The Mobile Radio and Radiation Working Group set up by the Federal Council published a report in 2019 summarising the current level of knowledge about health effects and identifying important gaps in the research – in particular with regard to the new frequencies planned for the 5G network.
In addition, some people firmly believe that they suffer from impaired well-being and health impacts due to very weak radiation. Ways of helping so-called electrosensitive persons are only beginning to emerge.
Nearby mobile radio antennas or high-voltage lines can also reduce the value of properties because their radiation is perceived as a risk.
5. Protection against electrosmog (response)
In order to protect the population against electrosmog, the Federal Council adopted the Ordinance on Protection against Non-Ionising Radiation (NISV), which specifies thresholds for the radiation emitted by stationary installations such as high-voltage electricity lines, mobile phone base stations and radio transmitters.
The exposure thresholds provide adequate protection against the scientifically recognised effects on health (warming of tissue, nerve impulses, muscle contractions), and have to be complied with wherever people are present, including for short periods of time.
Based on the principle of precaution principle that is applied in environmental legislation, when it adopted the NIR ordinance the Federal Council also specified significantly more stringent requirements on installations. The main aim here is to reduce long-term radiation at an early stage while science continues to carry out research into the effects of low-frequency radiation on our health.
An enforcement aid published at the beginning of 2021 gives the competent authorities at federal, cantonal and communal level recommendations for assessing adaptive antennas that will be used with the introduction of the 5G standard. The Federal Council incorporated parts of this document into the ordinance on 17 December 2021. At present, the protection afforded the population from non-ionising radiation remains at the previous level.

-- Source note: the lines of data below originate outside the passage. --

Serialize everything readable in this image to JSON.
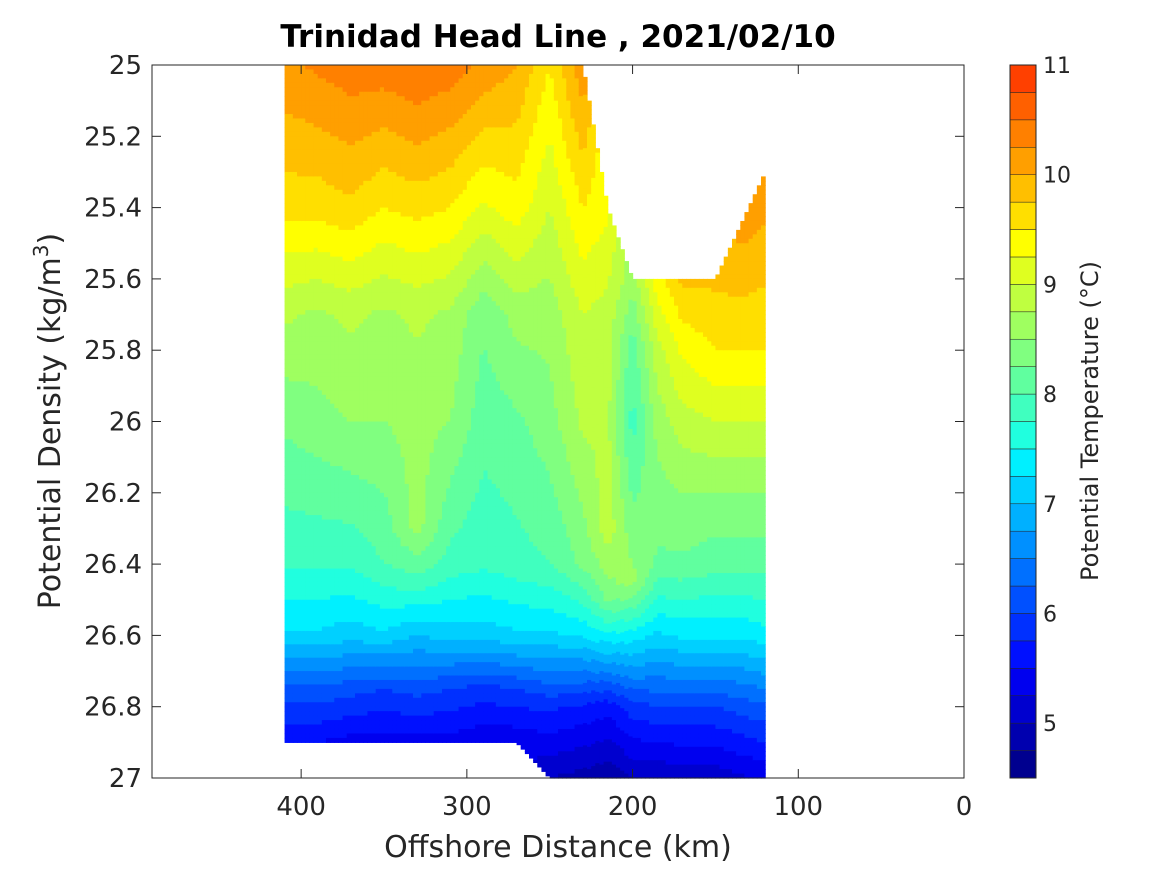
{
  "chart_data": {
    "type": "heatmap",
    "title": "Trinidad Head Line , 2021/02/10",
    "xlabel": "Offshore Distance (km)",
    "ylabel_main": "Potential Density (kg/m",
    "ylabel_sup": "3",
    "ylabel_close": ")",
    "xlim": [
      490,
      0
    ],
    "ylim": [
      25,
      27
    ],
    "x_ticks": [
      400,
      300,
      200,
      100,
      0
    ],
    "x_tick_labels": [
      "400",
      "300",
      "200",
      "100",
      "0"
    ],
    "y_ticks": [
      25,
      25.2,
      25.4,
      25.6,
      25.8,
      26,
      26.2,
      26.4,
      26.6,
      26.8,
      27
    ],
    "y_tick_labels": [
      "25",
      "25.2",
      "25.4",
      "25.6",
      "25.8",
      "26",
      "26.2",
      "26.4",
      "26.6",
      "26.8",
      "27"
    ],
    "colorbar": {
      "label": "Potential Temperature (°C)",
      "range": [
        4.5,
        11
      ],
      "ticks": [
        5,
        6,
        7,
        8,
        9,
        10,
        11
      ],
      "tick_labels": [
        "5",
        "6",
        "7",
        "8",
        "9",
        "10",
        "11"
      ],
      "levels": [
        4.5,
        4.75,
        5,
        5.25,
        5.5,
        5.75,
        6,
        6.25,
        6.5,
        6.75,
        7,
        7.25,
        7.5,
        7.75,
        8,
        8.25,
        8.5,
        8.75,
        9,
        9.25,
        9.5,
        9.75,
        10,
        10.25,
        10.5,
        10.75,
        11
      ],
      "colors": [
        "#00008f",
        "#0000af",
        "#0000cf",
        "#0000ef",
        "#0010ff",
        "#0030ff",
        "#0050ff",
        "#0070ff",
        "#0090ff",
        "#00b0ff",
        "#00d0ff",
        "#00f0ff",
        "#20ffdf",
        "#40ffbf",
        "#60ff9f",
        "#80ff80",
        "#9fff60",
        "#bfff40",
        "#dfff20",
        "#ffff00",
        "#ffdf00",
        "#ffbf00",
        "#ff9f00",
        "#ff8000",
        "#ff6000",
        "#ff4000",
        "#ff2000",
        "#ff0000",
        "#df0000",
        "#bf0000",
        "#9f0000"
      ]
    },
    "data_columns": {
      "distance_km": [
        410,
        390,
        370,
        350,
        330,
        310,
        290,
        270,
        250,
        230,
        215,
        200,
        185,
        170,
        150,
        135,
        120
      ],
      "density_top": [
        25,
        25,
        25,
        25,
        25,
        25,
        25,
        25,
        25,
        25,
        25.4,
        25.6,
        25.6,
        25.6,
        25.6,
        25.45,
        25.3
      ],
      "density_bottom": [
        26.9,
        26.9,
        26.9,
        26.9,
        26.9,
        26.9,
        26.9,
        26.9,
        27,
        27,
        27,
        27,
        27,
        27,
        27,
        27,
        27
      ],
      "temperature_profiles": [
        [
          [
            25,
            10.2
          ],
          [
            25.4,
            9.6
          ],
          [
            25.7,
            8.8
          ],
          [
            26,
            8.3
          ],
          [
            26.4,
            7.8
          ],
          [
            26.6,
            7.2
          ],
          [
            26.75,
            6.2
          ],
          [
            26.9,
            5.5
          ]
        ],
        [
          [
            25,
            10.3
          ],
          [
            25.4,
            9.6
          ],
          [
            25.7,
            8.7
          ],
          [
            26,
            8.4
          ],
          [
            26.4,
            7.8
          ],
          [
            26.6,
            7.2
          ],
          [
            26.75,
            6.2
          ],
          [
            26.9,
            5.5
          ]
        ],
        [
          [
            25,
            10.4
          ],
          [
            25.4,
            9.7
          ],
          [
            25.7,
            8.8
          ],
          [
            26,
            8.5
          ],
          [
            26.4,
            7.8
          ],
          [
            26.6,
            7.1
          ],
          [
            26.75,
            6.1
          ],
          [
            26.9,
            5.4
          ]
        ],
        [
          [
            25,
            10.4
          ],
          [
            25.4,
            9.5
          ],
          [
            25.7,
            8.7
          ],
          [
            26,
            8.5
          ],
          [
            26.4,
            8.0
          ],
          [
            26.6,
            7.2
          ],
          [
            26.75,
            6.0
          ],
          [
            26.9,
            5.4
          ]
        ],
        [
          [
            25,
            10.5
          ],
          [
            25.4,
            9.6
          ],
          [
            25.7,
            8.8
          ],
          [
            26,
            8.6
          ],
          [
            26.3,
            8.6
          ],
          [
            26.45,
            7.9
          ],
          [
            26.75,
            6.1
          ],
          [
            26.9,
            5.4
          ]
        ],
        [
          [
            25,
            10.4
          ],
          [
            25.4,
            9.5
          ],
          [
            25.7,
            8.7
          ],
          [
            26,
            8.5
          ],
          [
            26.4,
            7.9
          ],
          [
            26.6,
            7.1
          ],
          [
            26.75,
            6.0
          ],
          [
            26.9,
            5.4
          ]
        ],
        [
          [
            25,
            10.2
          ],
          [
            25.4,
            9.2
          ],
          [
            25.7,
            8.3
          ],
          [
            26,
            8.1
          ],
          [
            26.4,
            7.8
          ],
          [
            26.6,
            7.1
          ],
          [
            26.75,
            5.9
          ],
          [
            26.9,
            5.3
          ]
        ],
        [
          [
            25,
            10.0
          ],
          [
            25.4,
            9.4
          ],
          [
            25.7,
            8.6
          ],
          [
            26,
            8.2
          ],
          [
            26.4,
            7.9
          ],
          [
            26.6,
            7.2
          ],
          [
            26.75,
            6.0
          ],
          [
            26.9,
            5.3
          ]
        ],
        [
          [
            25,
            9.5
          ],
          [
            25.4,
            9.0
          ],
          [
            25.7,
            8.6
          ],
          [
            26,
            8.4
          ],
          [
            26.4,
            8.0
          ],
          [
            26.6,
            7.2
          ],
          [
            26.8,
            5.8
          ],
          [
            27,
            5.0
          ]
        ],
        [
          [
            25,
            10.2
          ],
          [
            25.4,
            9.5
          ],
          [
            25.7,
            9.0
          ],
          [
            26,
            8.8
          ],
          [
            26.4,
            8.3
          ],
          [
            26.6,
            7.3
          ],
          [
            26.8,
            5.7
          ],
          [
            27,
            4.9
          ]
        ],
        [
          [
            25.4,
            9.3
          ],
          [
            25.7,
            8.9
          ],
          [
            26,
            8.8
          ],
          [
            26.3,
            8.9
          ],
          [
            26.5,
            8.3
          ],
          [
            26.65,
            7.0
          ],
          [
            26.8,
            5.6
          ],
          [
            27,
            4.8
          ]
        ],
        [
          [
            25.6,
            8.6
          ],
          [
            25.8,
            8.1
          ],
          [
            26,
            7.9
          ],
          [
            26.2,
            8.2
          ],
          [
            26.45,
            8.6
          ],
          [
            26.6,
            7.4
          ],
          [
            26.8,
            5.9
          ],
          [
            27,
            5.0
          ]
        ],
        [
          [
            25.6,
            9.4
          ],
          [
            25.8,
            8.9
          ],
          [
            26,
            8.6
          ],
          [
            26.2,
            8.4
          ],
          [
            26.4,
            8.2
          ],
          [
            26.6,
            7.2
          ],
          [
            26.8,
            6.0
          ],
          [
            27,
            5.0
          ]
        ],
        [
          [
            25.6,
            9.8
          ],
          [
            25.8,
            9.3
          ],
          [
            26,
            8.9
          ],
          [
            26.2,
            8.5
          ],
          [
            26.4,
            8.2
          ],
          [
            26.6,
            7.3
          ],
          [
            26.8,
            6.0
          ],
          [
            27,
            5.1
          ]
        ],
        [
          [
            25.6,
            9.8
          ],
          [
            25.8,
            9.5
          ],
          [
            26,
            9.0
          ],
          [
            26.2,
            8.5
          ],
          [
            26.4,
            8.1
          ],
          [
            26.6,
            7.3
          ],
          [
            26.8,
            6.0
          ],
          [
            27,
            5.1
          ]
        ],
        [
          [
            25.45,
            10.1
          ],
          [
            25.8,
            9.5
          ],
          [
            26,
            9.0
          ],
          [
            26.2,
            8.5
          ],
          [
            26.4,
            8.1
          ],
          [
            26.6,
            7.3
          ],
          [
            26.8,
            6.1
          ],
          [
            27,
            5.2
          ]
        ],
        [
          [
            25.3,
            10.2
          ],
          [
            25.8,
            9.5
          ],
          [
            26,
            9.0
          ],
          [
            26.2,
            8.5
          ],
          [
            26.4,
            8.1
          ],
          [
            26.6,
            7.4
          ],
          [
            26.8,
            6.2
          ],
          [
            27,
            5.3
          ]
        ]
      ]
    }
  }
}
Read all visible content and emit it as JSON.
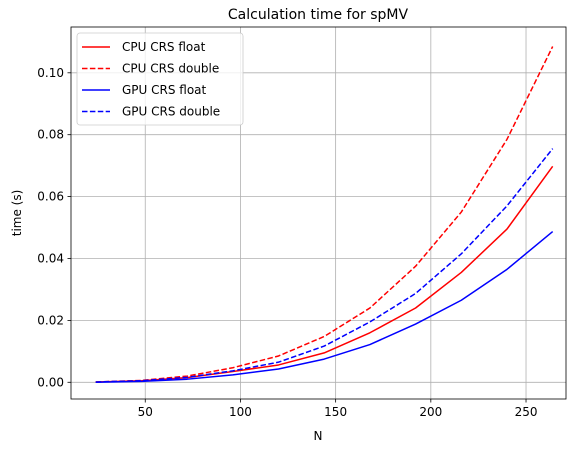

The federal government also promotes research and established an expert group on non-ionising radiation in 2014.
In 2020, the International Commission on Non-Ionizing Radiation Protection (ICNIRP) also assessed the research that is currently available and published new guidelines for limiting exposure to electrosmog. These support the applicable exposure limits.However, the documented knowledge gaps concerning the effects of low radiation also justify Switzerland's strict limit values.